What is the standard for laboratory fume hood exhaust?
The primary standard relating to laboratory fume hood exhaust is ANSI Z9.5 (1992). The entire standard can be ordered from The American Industrial Hygiene Association. Should you wish to familiarize yourself with the exhaust parameters of the standard, you may order an extract from Strobic Air.
How high should a stack be to avoid re-entrainment?
Stack height is determined by the height, width and length of the building, the wind currents around the building created by surrounding buildings or terrain, and the chemical make-up of the fume hood exhaust. Consult Chapter 15, ASHRAE Fundamentals Handbook for detailed formula. However, we strongly recommend you consult a professional wind consultant who is more familiar with the process.
When should you manifold laboratory exhausts?
Manifolding fume hood exhausts is recommended for all types of hoods with the exception of radioisotopes and perchloric exhaust. By combining the exhaust hoods, sufficient mass can be achieved with the proper outlet velocity from the stack, usually 3000 feet per minute or more, to create sufficient momentum to break through the recirculation zone on the roof.
What maintenance is required for Tri-Stack®?
The maintenance of your Tri-Stack® system is negligible. Motors up through a 256T frame have sealed for life bearings. Motors larger than 256T require minimal lubrication every 18 months. That's it! No other maintenance is required.

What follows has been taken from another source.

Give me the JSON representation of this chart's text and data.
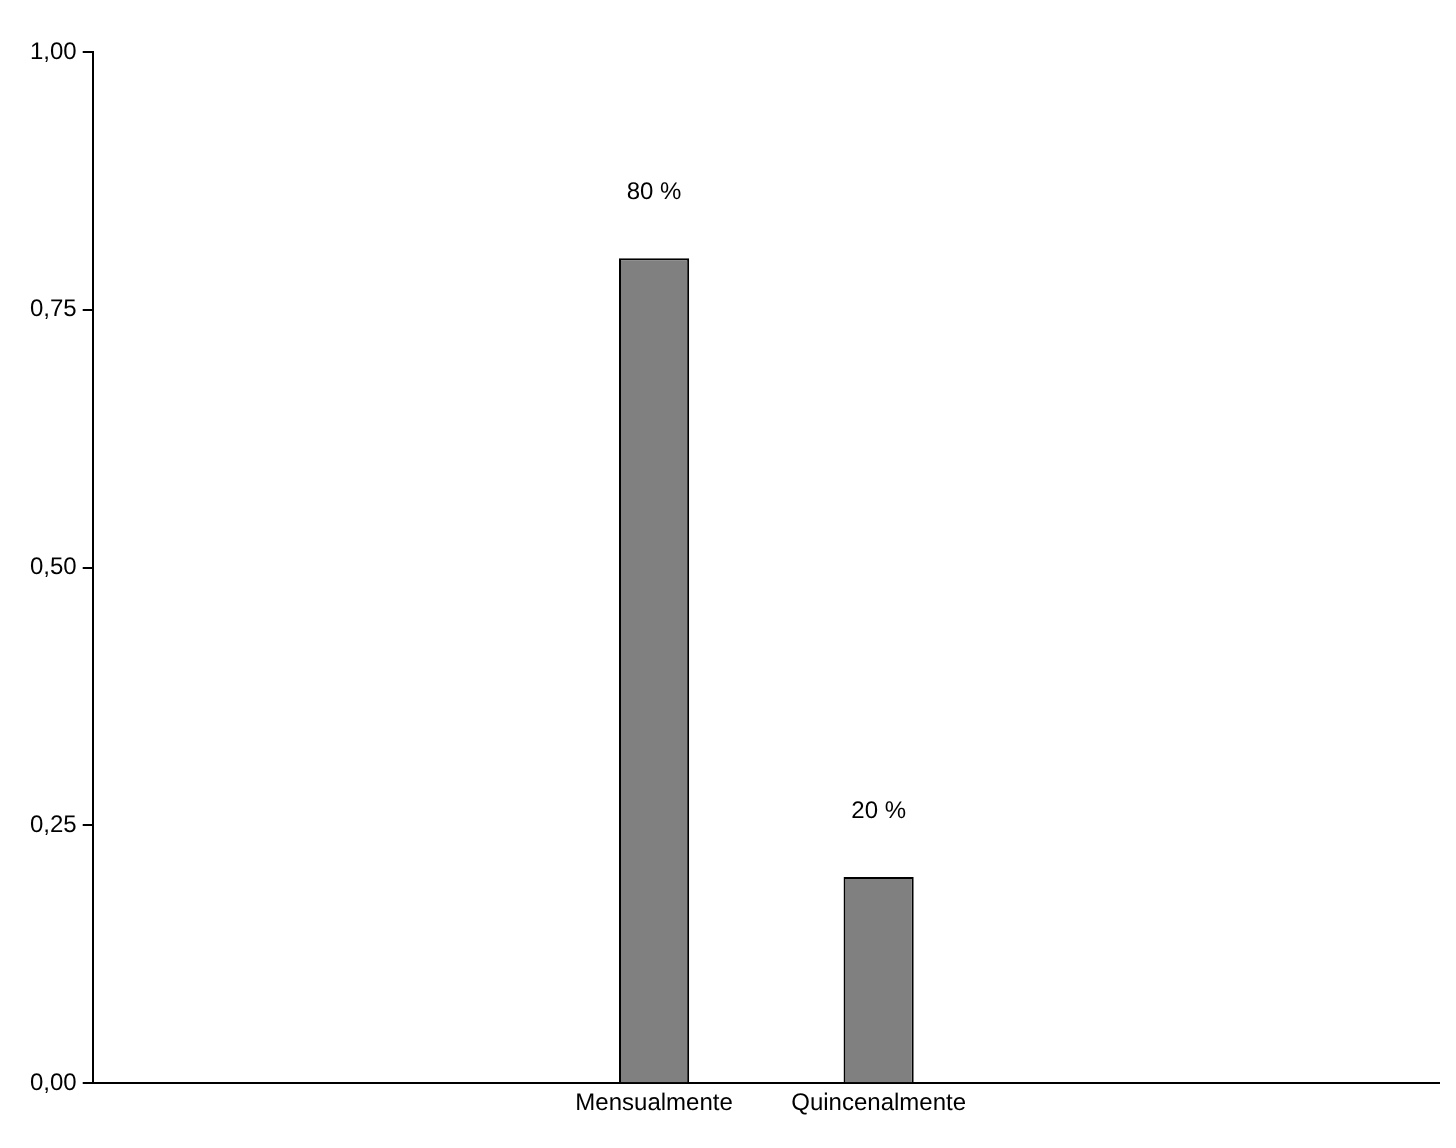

How easy is it to install Tri-Stack®?
Tri-Stack® fume hood systems install in minutes. All units are pre-assembled at the factory and line-up tags are clearly attached to mating flanges. Stainless hardware and gasketing are also placed on each component. A four-fan system on a common plenum can be completely installed in less than two hours.
How do you isolate Tri-Stack® against vibration?
Unlike most other exhaust fans the Tri-Stack®> mixed flow exhaust fan utilizes a true non-stall mixed flow impeller that is balanced to less the 0.5 mil peak to peak. Therefore, we strongly recommend that spring vibration isolation mountings are NOT used. This also eliminates the need for flexible duct connections, both of which are point failures and would require frequent maintenance. The Tri-Stack® fan can be mounted directly on a roof curb, concrete slab or steel structure, whatever is the preferred mounting for your particular application. Also, the low profile of a Tri-Stack® eliminates the need for guy wires that are otherwise necessary on taller stacks.
Can you use Variable Frequency Drives with Tri-Stack®?
Due to the non-stall feature of the mixed-flow wheel, Variable Frequency Drives are very effective when used with the Tri-Stack® fume hood exhaust system. Tri- Stacks are also balanced to below 0.5 mils peak to peak, thus minimizing vibration through critical Hertz levels during down-turn. However, you should consult your wind consultant to determine the minimum speed to safely operate your system and avoid re-entrainment back into your laboratory.
What is the initial cost of a Tri-Stack® system?
The Tri-Stack® is a system and not just a fan. Therefore, in comparing the cost of this system to the conventional centrifugal vent set, be sure to include the cost of the centrifugal elbow, flex connectors, vibration isolators inertia base, stack and reducing nozzle cone, along with the associated installation labor. You will find the Tri-Stack® system will compare favorably, as well as saving you energy dollars annually due to the increased efficiency of the system.
What is the Return on Investment of Tri-Stack®?
The Tri-Stack® fume hood exhaust system reduces the static pressure in your laboratory system by approximately two inches water gauge, when compared with the traditional centrifugal fan and stack combination. That translates to approximately $0.44 per cfm. Depending on the sophistication of your system, the typical Tri-Stack® can pay for itself in less than 2 1/2 years.